When Dinah Shore joined Amy Alcott in her second Poppie’s Pond leap in 1991, Dinah’s celebrity status gave the dip international exposure, the photograph leading sports pages and the video highlighting TV news. The ANA was on the radar of all golf fans and many celebrity watchers.
The history of the ANA is a glimpse into the growth of the LPGA into golf’s global tour. All but four of the first 28 winners were Americans, with Post of Canada (twice), Sally Little of South Africa and Helen Alfredsson of Sweden breaking through. But since 2000, 16 of the 21 champions were born outside the United States, including Mirim Lee of South Korea last year.
“The wonderfully rich history built over the 49 previous editions makes the ANA special,” says Alyssa Randolph, the tournament manager. “We have the best fans and we are so disappointed not to be welcoming them on site this year to celebrate this special anniversary with us. We cannot wait to have them back on site next year and thank them so much for their unwavering support.”
Pandemic restrictions will alter the 50th anniversary celebrations, but not eliminate them.
“Remembering Dinah Shore is a key part of all our celebrations as without her, we wouldn’t be celebrating this 50th anniversary,” says Randolph. “Because of COVID-19 restrictions we aren’t able to welcome our past champions on site this year. This year we are having to celebrate them virtually.”
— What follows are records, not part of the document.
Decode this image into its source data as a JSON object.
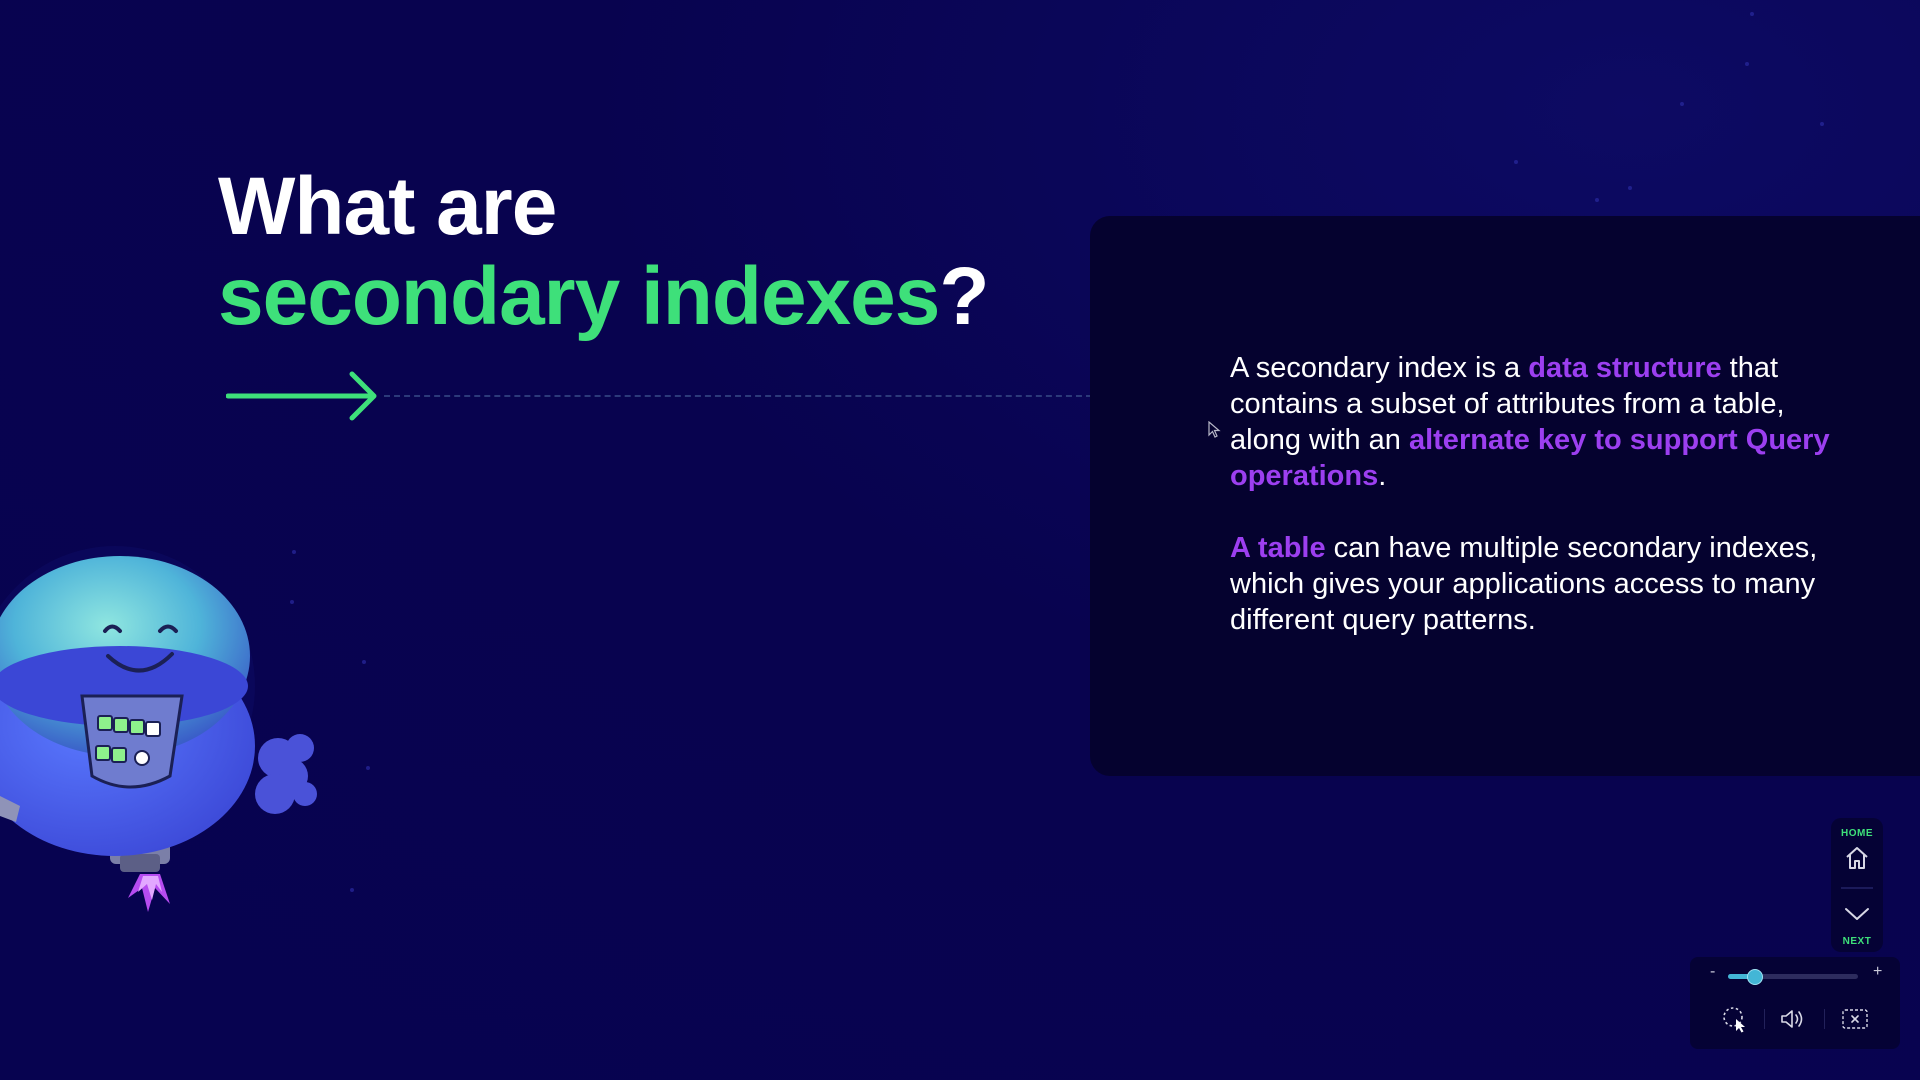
{
  "slide": {
    "title_line1": "What are",
    "title_accent": "secondary indexes",
    "title_mark": "?"
  },
  "panel": {
    "p1_a": "A secondary index is a ",
    "p1_hl1": "data structure",
    "p1_b": " that contains a subset of attributes from a table, along with an ",
    "p1_hl2": "alternate key to support Query operations",
    "p1_c": ".",
    "p2_hl": "A table",
    "p2_a": " can have multiple secondary indexes, which gives your applications access to many different query patterns."
  },
  "nav": {
    "home_label": "HOME",
    "next_label": "NEXT"
  },
  "controls": {
    "zoom_minus": "-",
    "zoom_plus": "+",
    "zoom_level": 0.2
  },
  "icons": {
    "home": "home-icon",
    "next": "chevron-down-icon",
    "pointer": "pointer-icon",
    "audio": "speaker-icon",
    "exit": "close-icon"
  },
  "colors": {
    "background": "#08034f",
    "panel": "#05022f",
    "accent_green": "#3ee07a",
    "accent_purple": "#9c3ff0",
    "slider": "#43b6d6"
  }
}
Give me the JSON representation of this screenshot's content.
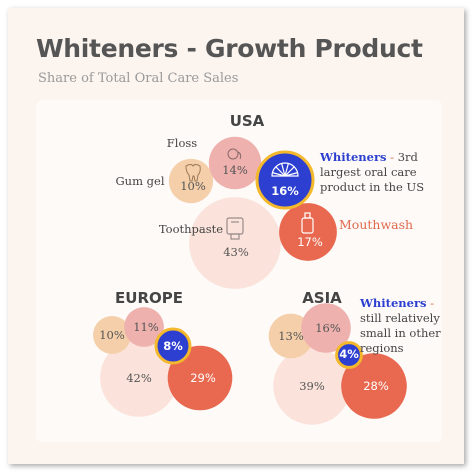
{
  "title": "Whiteners - Growth Product",
  "subtitle": "Share of Total Oral Care Sales",
  "colors": {
    "floss": "#eeb1ae",
    "gum_gel": "#f5cfaa",
    "toothpaste": "#fbe3db",
    "whiteners": "#2c3fd0",
    "whiteners_ring": "#f3b82b",
    "mouthwash": "#e8694f"
  },
  "chart_data": [
    {
      "type": "bubble",
      "region": "USA",
      "items": [
        {
          "category": "Floss",
          "value": 14,
          "label": "14%",
          "icon": "floss-icon"
        },
        {
          "category": "Gum gel",
          "value": 10,
          "label": "10%",
          "icon": "tooth-icon"
        },
        {
          "category": "Whiteners",
          "value": 16,
          "label": "16%",
          "icon": "fan-shade-icon"
        },
        {
          "category": "Toothpaste",
          "value": 43,
          "label": "43%",
          "icon": "toothpaste-tube-icon"
        },
        {
          "category": "Mouthwash",
          "value": 17,
          "label": "17%",
          "icon": "mouthwash-bottle-icon"
        }
      ]
    },
    {
      "type": "bubble",
      "region": "EUROPE",
      "items": [
        {
          "category": "Gum gel",
          "value": 10,
          "label": "10%"
        },
        {
          "category": "Floss",
          "value": 11,
          "label": "11%"
        },
        {
          "category": "Whiteners",
          "value": 8,
          "label": "8%"
        },
        {
          "category": "Toothpaste",
          "value": 42,
          "label": "42%"
        },
        {
          "category": "Mouthwash",
          "value": 29,
          "label": "29%"
        }
      ]
    },
    {
      "type": "bubble",
      "region": "ASIA",
      "items": [
        {
          "category": "Gum gel",
          "value": 13,
          "label": "13%"
        },
        {
          "category": "Floss",
          "value": 16,
          "label": "16%"
        },
        {
          "category": "Whiteners",
          "value": 4,
          "label": "4%"
        },
        {
          "category": "Toothpaste",
          "value": 39,
          "label": "39%"
        },
        {
          "category": "Mouthwash",
          "value": 28,
          "label": "28%"
        }
      ]
    }
  ],
  "annotations": {
    "usa_note": {
      "highlight": "Whiteners",
      "dash": " - ",
      "text": "3rd largest oral care product in the US"
    },
    "asia_note": {
      "highlight": "Whiteners",
      "dash": " - ",
      "text": "still relatively small in other regions"
    },
    "mouthwash_label": "Mouthwash"
  }
}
One of the traditions at the ANA is the past champions dinner. That won’t happen this year but each past champion will receive a piece of jewelry marking the golden anniversary and will be featured in promotion of the championship on various platforms.In many ways, the challenges of the past year make a fitting environment for the 2021 ANA Inspiration. Fifty years ago, this tournament helped turn around the LPGA Tour. This year, it can serve as a major boost in the return to normalcy. The major championship season starts right here.